OpenAI is building its own AI inference chips in partnership with Broadcom—a major signal that relying on Nvidia isn't enough anymore. This isn't about training; it's about running models faster and cheaper at scale. Discussion on HN.
IBM announced a breakthrough in transistor density that could push performance and efficiency forward. This matters for anyone running large models locally or in the cloud—better chips mean faster inference and lower power costs.
Google just gave Gemini the ability to see and interact with your screen—similar to Claude's computer use feature. This opens up automation possibilities: take screenshots, click buttons, fill forms. It's in Gemini 3.5 Flash, so it's fast enough for real workflows. HN discussion.
OpenAI published new research on agentic AI—systems that can plan, execute, and iterate without constant human input. The paper shows real productivity gains in customer support, coding, and research workflows. If you're building with agents, this is worth reading for framing what's actually possible.

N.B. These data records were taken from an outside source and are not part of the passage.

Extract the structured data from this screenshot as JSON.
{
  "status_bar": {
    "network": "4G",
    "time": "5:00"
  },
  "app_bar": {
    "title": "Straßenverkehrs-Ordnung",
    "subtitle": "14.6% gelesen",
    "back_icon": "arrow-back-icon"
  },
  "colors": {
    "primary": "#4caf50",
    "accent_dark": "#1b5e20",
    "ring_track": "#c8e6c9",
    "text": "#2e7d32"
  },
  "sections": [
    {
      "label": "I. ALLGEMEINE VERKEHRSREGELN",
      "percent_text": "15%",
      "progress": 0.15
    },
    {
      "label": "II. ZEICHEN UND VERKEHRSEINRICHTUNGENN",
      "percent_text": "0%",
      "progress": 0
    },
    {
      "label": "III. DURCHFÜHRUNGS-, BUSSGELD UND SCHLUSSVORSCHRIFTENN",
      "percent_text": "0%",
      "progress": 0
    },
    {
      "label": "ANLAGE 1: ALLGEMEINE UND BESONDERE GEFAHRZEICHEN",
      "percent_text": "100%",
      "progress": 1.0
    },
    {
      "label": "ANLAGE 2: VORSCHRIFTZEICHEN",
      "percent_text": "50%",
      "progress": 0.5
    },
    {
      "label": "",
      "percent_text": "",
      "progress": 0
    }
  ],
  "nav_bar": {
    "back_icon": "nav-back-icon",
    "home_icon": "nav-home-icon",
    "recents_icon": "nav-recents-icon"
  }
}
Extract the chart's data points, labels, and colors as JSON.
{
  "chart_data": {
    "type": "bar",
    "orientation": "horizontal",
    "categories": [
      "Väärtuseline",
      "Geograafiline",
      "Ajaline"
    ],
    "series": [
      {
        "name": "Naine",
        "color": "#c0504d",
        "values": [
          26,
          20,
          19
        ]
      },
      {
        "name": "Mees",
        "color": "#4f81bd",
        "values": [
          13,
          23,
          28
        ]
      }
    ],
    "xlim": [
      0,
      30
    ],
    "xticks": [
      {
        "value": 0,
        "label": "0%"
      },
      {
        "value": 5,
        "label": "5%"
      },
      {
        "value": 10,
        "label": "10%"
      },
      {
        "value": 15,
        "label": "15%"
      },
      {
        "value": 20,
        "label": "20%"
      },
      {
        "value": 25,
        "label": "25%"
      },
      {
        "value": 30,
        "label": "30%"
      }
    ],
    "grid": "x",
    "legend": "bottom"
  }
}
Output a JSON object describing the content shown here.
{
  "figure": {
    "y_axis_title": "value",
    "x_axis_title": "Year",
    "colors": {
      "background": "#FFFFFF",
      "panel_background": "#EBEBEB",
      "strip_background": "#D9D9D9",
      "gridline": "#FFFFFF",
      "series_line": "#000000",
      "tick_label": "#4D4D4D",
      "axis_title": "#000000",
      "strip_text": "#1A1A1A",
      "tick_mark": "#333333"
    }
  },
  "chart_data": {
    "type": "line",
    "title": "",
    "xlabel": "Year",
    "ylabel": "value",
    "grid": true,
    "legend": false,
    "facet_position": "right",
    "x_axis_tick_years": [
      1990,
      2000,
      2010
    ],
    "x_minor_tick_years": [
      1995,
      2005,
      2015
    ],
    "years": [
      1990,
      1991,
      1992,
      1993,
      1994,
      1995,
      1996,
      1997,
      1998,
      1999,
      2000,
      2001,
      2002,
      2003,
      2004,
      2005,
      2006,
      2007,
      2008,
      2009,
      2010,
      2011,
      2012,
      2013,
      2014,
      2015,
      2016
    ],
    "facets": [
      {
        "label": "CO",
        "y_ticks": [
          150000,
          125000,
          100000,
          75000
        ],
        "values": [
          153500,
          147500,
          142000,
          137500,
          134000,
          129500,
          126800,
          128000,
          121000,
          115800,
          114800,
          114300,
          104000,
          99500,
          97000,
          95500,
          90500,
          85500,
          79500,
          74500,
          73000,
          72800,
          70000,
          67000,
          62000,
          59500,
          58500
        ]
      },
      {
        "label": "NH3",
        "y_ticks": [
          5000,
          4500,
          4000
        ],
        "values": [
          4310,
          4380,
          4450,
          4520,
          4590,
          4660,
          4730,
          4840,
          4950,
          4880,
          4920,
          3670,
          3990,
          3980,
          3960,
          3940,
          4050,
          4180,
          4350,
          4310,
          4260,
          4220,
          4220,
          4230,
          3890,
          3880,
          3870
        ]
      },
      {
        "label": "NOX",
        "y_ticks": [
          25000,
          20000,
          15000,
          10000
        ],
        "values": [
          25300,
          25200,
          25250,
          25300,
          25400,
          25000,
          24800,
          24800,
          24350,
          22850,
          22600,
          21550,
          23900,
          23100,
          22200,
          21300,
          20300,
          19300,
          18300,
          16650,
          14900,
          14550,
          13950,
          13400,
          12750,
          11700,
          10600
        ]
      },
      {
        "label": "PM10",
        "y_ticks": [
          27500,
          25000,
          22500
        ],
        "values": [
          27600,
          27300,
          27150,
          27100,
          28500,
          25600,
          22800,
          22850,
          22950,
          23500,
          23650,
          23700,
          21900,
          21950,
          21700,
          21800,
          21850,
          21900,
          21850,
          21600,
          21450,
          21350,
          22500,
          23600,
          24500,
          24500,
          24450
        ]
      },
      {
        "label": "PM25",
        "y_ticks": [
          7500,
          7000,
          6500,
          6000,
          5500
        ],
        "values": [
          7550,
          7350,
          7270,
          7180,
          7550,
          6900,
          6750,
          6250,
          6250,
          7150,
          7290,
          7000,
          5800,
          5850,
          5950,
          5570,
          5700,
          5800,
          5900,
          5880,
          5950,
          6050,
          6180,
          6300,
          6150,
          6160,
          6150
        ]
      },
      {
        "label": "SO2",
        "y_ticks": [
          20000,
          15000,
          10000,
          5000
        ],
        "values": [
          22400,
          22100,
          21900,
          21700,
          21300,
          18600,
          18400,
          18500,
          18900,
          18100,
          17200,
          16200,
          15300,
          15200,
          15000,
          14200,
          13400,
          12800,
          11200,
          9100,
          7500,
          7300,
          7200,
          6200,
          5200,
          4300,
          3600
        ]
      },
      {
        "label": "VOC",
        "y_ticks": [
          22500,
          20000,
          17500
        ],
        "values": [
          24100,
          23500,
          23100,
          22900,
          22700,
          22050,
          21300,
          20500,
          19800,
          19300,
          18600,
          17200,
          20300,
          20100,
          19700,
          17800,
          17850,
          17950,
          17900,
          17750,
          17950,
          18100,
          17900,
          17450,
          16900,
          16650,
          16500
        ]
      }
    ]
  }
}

Anthropic accused Alibaba of extracting Claude's capabilities without authorization—adding fuel to ongoing tensions between U.S. AI labs and foreign competitors. HN thread has more context on the broader export control landscape.
The NSA apparently had access to Anthropic's security research tools, but that relationship soured. This signals how fragile government-industry AI partnerships can be. HN discussion.
Tired of writing custom code for every API? RubyLLM gives you a unified interface to OpenAI, Anthropic, Google, Mistral, and others. Write once, swap providers with a config change. If you're building Rails apps with AI, this could save you hours. HN thread.
Haystack is a solid open-source framework for building retrieval-augmented generation (RAG) and agentic systems. If you're past the prototype stage and need something production-ready, it's worth evaluating alongside LangChain and LlamaIndex.
This piece argues that proprietary AI from OpenAI, Anthropic, and Google creates a two-tier world—access for the wealthy, exclusion for everyone else. Open models like Llama and Mistral are the only path to democratization. Worth reading if you care about AI equity. HN discussion.
OpenAI, DeepMind, and Anthropic are all building philosophy teams. Not because they've gone soft—they're grappling with real questions about agency, alignment, and what it means when AI systems can make decisions. It's a signal that the industry knows it's past the point of pure engineering.
A practical breakdown of how code formatting affects token usage—and thus cost—when feeding code to LLMs. Simple stuff like variable naming and spacing can change your bill. Useful if you're optimizing prompts for production.